Bananas don’t really go with Darth Vader, except in parenthood.
The exhibition title AMAZING derives from Ulala Imai’s daughter’s school project to name a new country and design its flag. Living life in a state of AMAZING is intimately shared by the artist. Imai’s other exhibitions have been titled LOVERS and GATHERING. They all sound good, or something to aspire to.
In Nonaka-Hill’s Yum Yum gallery, paintings with Imai’s oft repeated subject of a limber, loving brown monkey embracing a stiff yellow bear are interspersed with images of cozy foods, giving the impression that we are trespassing into their domestic environment, and indeed we are. “Distance” depicts the shock and dismay of a family “Covid-bubble” possibly contaminated by an intruder, while “Mask” also resonates with these pandemic times, when many of us have stayed home and baked bread. The adjacent “Butter Toast” paintings are another repeated subject of Imai’s. The artist, who says she can only paint in oil, finds reciprocity between the act of spreading butter on bread and of brushing oil paint onto canvas. Preferring to paint quickly, Imai’s forms have a soft effect, augmented by just enough efficient brushstrokes to snap the image into being. The artist feels that with too much detail the toast “would end up looking like it had been baked for a long time and not very tasty”.
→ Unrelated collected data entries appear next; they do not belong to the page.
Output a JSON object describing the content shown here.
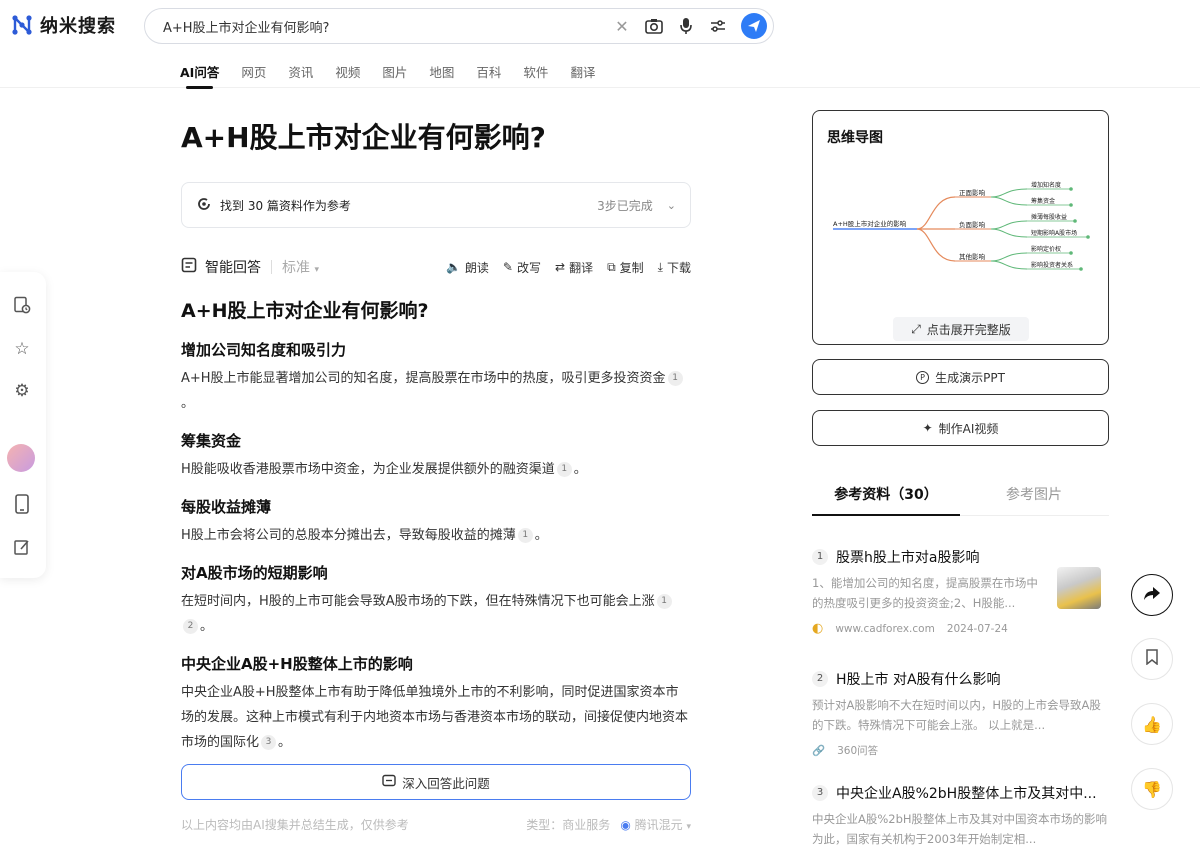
{
  "header": {
    "logo_text": "纳米搜索",
    "search_value": "A+H股上市对企业有何影响?",
    "tabs": [
      "AI问答",
      "网页",
      "资讯",
      "视频",
      "图片",
      "地图",
      "百科",
      "软件",
      "翻译"
    ]
  },
  "main": {
    "title": "A+H股上市对企业有何影响?",
    "ref_found": "找到 30 篇资料作为参考",
    "ref_status": "3步已完成",
    "answer_label": "智能回答",
    "mode_label": "标准",
    "actions": [
      "朗读",
      "改写",
      "翻译",
      "复制",
      "下载"
    ],
    "answer_title": "A+H股上市对企业有何影响?",
    "sections": [
      {
        "heading": "增加公司知名度和吸引力",
        "text": "A+H股上市能显著增加公司的知名度，提高股票在市场中的热度，吸引更多投资资金",
        "cites": [
          "1"
        ]
      },
      {
        "heading": "筹集资金",
        "text": "H股能吸收香港股票市场中资金，为企业发展提供额外的融资渠道",
        "cites": [
          "1"
        ]
      },
      {
        "heading": "每股收益摊薄",
        "text": "H股上市会将公司的总股本分摊出去，导致每股收益的摊薄",
        "cites": [
          "1"
        ]
      },
      {
        "heading": "对A股市场的短期影响",
        "text": "在短时间内，H股的上市可能会导致A股市场的下跌，但在特殊情况下也可能会上涨",
        "cites": [
          "1",
          "2"
        ]
      },
      {
        "heading": "中央企业A股+H股整体上市的影响",
        "text": "中央企业A股+H股整体上市有助于降低单独境外上市的不利影响，同时促进国家资本市场的发展。这种上市模式有利于内地资本市场与香港资本市场的联动，间接促使内地资本市场的国际化",
        "cites": [
          "3"
        ]
      }
    ],
    "deep_button": "深入回答此问题",
    "footer_left": "以上内容均由AI搜集并总结生成，仅供参考",
    "footer_type": "类型：商业服务",
    "footer_source": "腾讯混元"
  },
  "mindmap": {
    "title": "思维导图",
    "root": "A+H股上市对企业的影响",
    "branches": [
      {
        "label": "正面影响",
        "leaves": [
          "增加知名度",
          "筹集资金"
        ]
      },
      {
        "label": "负面影响",
        "leaves": [
          "摊薄每股收益",
          "短期影响A股市场"
        ]
      },
      {
        "label": "其他影响",
        "leaves": [
          "影响定价权",
          "影响投资者关系"
        ]
      }
    ],
    "expand_label": "点击展开完整版"
  },
  "side_buttons": {
    "ppt": "生成演示PPT",
    "video": "制作AI视频"
  },
  "references": {
    "tab_refs": "参考资料（30）",
    "tab_images": "参考图片",
    "items": [
      {
        "num": "1",
        "title": "股票h股上市对a股影响",
        "desc": "1、能增加公司的知名度，提高股票在市场中的热度吸引更多的投资资金;2、H股能...",
        "source": "www.cadforex.com",
        "date": "2024-07-24"
      },
      {
        "num": "2",
        "title": "H股上市 对A股有什么影响",
        "desc": "预计对A股影响不大在短时间以内，H股的上市会导致A股的下跌。特殊情况下可能会上涨。 以上就是...",
        "source": "360问答",
        "date": ""
      },
      {
        "num": "3",
        "title": "中央企业A股%2bH股整体上市及其对中...",
        "desc": "中央企业A股%2bH股整体上市及其对中国资本市场的影响 为此，国家有关机构于2003年开始制定相...",
        "source": "",
        "date": ""
      }
    ]
  }
}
Born with severely impaired hearing, Ulala Imai was introduced at a young age to Masterworks of European Art on family trips to visit museums, notably Paris’ Louvre and Musée D’Orsay. Contemplating a future vocation which would not rely on hearing, Imai oriented herself towards the visual arts of illustration and painting. She took notice of the dramatic brightness achieved by Manet through his use of black, the quick touch of Velasquez to depict fine textures, and the air of nobility affected in van Eyck’s paintings. Her father, a painter, loves Paris and his driveway in Japan is the site for “Sunshine” which depicts Imai’s yellow bear in front of her father’s teal and yellow picket fence, painted to emulate the distinctive fence around Paris’ famed Au Lapin Agile cabaret, the cottage-style building where Picasso painted his Rose Period self-portrait, which depicts himself as a melancholic harlequin. This subject of end-of-day weariness appears in “Avocado Rock”, in Nonaka-Hill’s Petit Trois gallery, where Imai’s tableau casts a bust of Chewbacca as a salaryman, having an adult drink in the kitchen after putting the kids to bed. An avocado pit replaces ice in his drink while nearby an icy depiction of hand-sanitizer is yet another reminder of this challenging moment in time. Across the room, the same Chewbacca bust is positioned in the artist’s vertical bookshelf tableau “La Seine”, this time as a jealous would-be suitor of Lucy van Pelt who is on a date with Charlie Brown, overseen by a Princess Leia doll, in the classic position of putto. Perhaps this work explains how Lucy and Charlie were “Friends” when depicted on piano keys but are “Lovers” in the two huge paintings where they float rather euphorically.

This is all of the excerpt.